Despite what U.S. President Barak Obama and Secretary of State John Kerry have been saying in recent months in order to pressure Israel into solving the Israeli-Palestinian conflict, Israel’s birthrates are not going to turn it into an Arab state anytime soon. Boston Globe columnist Jeff Jacoby seems to set forth facts that prove this in his June 26, 2013, Globe article entitled “The myth of the inevitable Jewish minority in Israel.” The following are excerpts from this article:

“In the 1960s, when the fertility rate for Israeli Arabs (9.2 births per woman) soared far above that of Israeli Jews (3.4 births per woman), that demographic challenge certainly seemed plausible.

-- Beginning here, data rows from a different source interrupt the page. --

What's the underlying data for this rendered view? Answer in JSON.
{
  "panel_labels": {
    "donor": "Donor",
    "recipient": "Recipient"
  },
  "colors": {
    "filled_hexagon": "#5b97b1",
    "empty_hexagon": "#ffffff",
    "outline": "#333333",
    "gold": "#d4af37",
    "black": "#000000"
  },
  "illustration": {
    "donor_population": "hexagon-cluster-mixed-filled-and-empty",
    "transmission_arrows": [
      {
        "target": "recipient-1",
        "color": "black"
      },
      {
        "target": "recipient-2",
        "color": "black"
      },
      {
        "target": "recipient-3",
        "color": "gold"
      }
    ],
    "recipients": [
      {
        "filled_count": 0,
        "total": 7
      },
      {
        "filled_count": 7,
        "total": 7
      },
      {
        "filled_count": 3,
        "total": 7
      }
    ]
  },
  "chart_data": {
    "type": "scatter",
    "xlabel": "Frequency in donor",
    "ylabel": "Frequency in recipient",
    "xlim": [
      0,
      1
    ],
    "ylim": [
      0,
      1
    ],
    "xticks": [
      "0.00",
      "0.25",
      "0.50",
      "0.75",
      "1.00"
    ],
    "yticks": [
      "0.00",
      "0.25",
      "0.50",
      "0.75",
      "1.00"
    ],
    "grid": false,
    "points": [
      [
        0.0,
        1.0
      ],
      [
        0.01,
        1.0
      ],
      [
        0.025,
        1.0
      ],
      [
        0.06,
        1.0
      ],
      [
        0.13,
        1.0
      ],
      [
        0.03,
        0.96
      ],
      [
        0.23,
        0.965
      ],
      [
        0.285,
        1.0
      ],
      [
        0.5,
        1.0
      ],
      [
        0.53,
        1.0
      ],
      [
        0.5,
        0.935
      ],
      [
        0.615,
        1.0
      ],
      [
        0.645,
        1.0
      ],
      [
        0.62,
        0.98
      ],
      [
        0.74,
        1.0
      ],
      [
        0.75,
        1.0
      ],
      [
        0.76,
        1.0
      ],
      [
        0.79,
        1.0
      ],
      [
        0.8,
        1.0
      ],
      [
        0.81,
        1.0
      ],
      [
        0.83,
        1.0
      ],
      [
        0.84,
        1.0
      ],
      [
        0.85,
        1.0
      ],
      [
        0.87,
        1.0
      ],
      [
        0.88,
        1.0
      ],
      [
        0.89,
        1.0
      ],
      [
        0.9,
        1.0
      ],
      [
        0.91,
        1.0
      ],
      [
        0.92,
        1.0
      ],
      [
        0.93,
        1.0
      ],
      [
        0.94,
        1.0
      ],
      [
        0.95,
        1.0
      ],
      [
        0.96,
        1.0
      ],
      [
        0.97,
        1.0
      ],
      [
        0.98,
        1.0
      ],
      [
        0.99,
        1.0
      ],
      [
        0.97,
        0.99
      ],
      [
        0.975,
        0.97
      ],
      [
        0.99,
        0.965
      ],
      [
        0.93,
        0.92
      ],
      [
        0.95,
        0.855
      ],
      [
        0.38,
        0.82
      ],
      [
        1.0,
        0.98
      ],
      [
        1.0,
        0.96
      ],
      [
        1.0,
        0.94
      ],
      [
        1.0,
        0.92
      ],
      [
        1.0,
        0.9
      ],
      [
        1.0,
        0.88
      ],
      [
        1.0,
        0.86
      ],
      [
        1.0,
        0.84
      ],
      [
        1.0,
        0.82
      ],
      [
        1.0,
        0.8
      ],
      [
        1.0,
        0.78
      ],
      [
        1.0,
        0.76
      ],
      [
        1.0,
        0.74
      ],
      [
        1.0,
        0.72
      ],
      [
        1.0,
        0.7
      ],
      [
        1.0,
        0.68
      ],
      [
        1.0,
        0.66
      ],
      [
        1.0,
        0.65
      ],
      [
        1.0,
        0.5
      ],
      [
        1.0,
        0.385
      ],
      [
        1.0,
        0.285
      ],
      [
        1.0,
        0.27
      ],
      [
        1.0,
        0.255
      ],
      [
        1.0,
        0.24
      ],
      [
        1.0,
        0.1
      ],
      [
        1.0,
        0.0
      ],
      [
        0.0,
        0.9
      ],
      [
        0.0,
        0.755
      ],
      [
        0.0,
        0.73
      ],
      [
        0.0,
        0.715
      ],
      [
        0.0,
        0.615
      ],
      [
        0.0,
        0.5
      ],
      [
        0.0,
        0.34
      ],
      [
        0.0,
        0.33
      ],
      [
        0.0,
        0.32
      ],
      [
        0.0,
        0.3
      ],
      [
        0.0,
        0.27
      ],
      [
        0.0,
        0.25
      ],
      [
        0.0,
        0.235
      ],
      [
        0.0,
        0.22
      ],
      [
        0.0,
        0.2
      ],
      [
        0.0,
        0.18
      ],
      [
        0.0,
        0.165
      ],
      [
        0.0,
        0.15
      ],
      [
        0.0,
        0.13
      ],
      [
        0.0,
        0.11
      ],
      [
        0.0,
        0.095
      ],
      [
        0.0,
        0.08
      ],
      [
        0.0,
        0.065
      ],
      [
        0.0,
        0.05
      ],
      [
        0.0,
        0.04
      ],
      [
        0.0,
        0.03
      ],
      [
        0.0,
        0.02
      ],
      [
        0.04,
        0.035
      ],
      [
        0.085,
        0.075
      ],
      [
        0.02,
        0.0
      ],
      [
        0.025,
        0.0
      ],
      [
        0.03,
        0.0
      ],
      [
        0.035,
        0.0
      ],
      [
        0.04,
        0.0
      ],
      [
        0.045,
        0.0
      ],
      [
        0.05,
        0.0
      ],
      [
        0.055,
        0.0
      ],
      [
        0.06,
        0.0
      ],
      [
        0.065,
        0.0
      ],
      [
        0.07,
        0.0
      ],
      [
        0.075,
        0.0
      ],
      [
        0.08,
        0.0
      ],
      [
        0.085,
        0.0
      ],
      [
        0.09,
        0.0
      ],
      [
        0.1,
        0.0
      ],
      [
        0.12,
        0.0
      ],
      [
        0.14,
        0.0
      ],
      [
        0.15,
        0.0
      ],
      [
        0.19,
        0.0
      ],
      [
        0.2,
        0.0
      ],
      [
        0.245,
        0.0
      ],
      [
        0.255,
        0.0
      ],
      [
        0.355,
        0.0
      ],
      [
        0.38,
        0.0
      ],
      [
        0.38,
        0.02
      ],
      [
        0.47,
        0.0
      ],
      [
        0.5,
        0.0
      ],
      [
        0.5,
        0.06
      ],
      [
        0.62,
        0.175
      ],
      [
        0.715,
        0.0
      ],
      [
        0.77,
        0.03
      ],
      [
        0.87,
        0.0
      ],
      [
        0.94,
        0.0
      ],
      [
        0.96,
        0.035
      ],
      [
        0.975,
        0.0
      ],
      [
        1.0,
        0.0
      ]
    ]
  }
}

Yasser Arafat liked to say that the ultimate weapon in his arsenal against the Jewish state was ‘the womb of the Arab woman.’

“Arafat’s boast notwithstanding, Palestinian women, like women throughout the Muslim world, are bearing far fewer children than they used to. Within Israel proper, the birth rate among Muslims has trended steadily downward and stands now at 3.5 children per woman. It is even lower for Palestinians in the West Bank — just 2.91, according to the CIA Factbook. In a 2012 survey by the Population Reference Bureau of family planning attitudes in the Arab world, 72 percent of married Palestinian women (ages 15 through 49) said they preferred to avoid a pregnancy. That was typical of the modern Middle East: The same survey showed most Jordanians, Egyptians, and Syrians felt the same way.

“But while Palestinian birth rates have dramatically declined, Jewish birth rates in Israel have been heading up. Israel now has the highest fertility level of any modern industrialized nation. The fertility gap between Israeli Jews and Israeli Arabs, a yawning 5.8 in the 1960s, is just 0.5 today. Defying longstanding conventional wisdom, writes former Israeli diplomat Yoram Ettinger, it is Israel’s Jewish population that is undergoing a remarkable surge, rising from about 80,000 births per year in 1995 to 130,000 in 2012. (The annual number of Israeli Arab births has held steady at between 35,000 and 40,000).”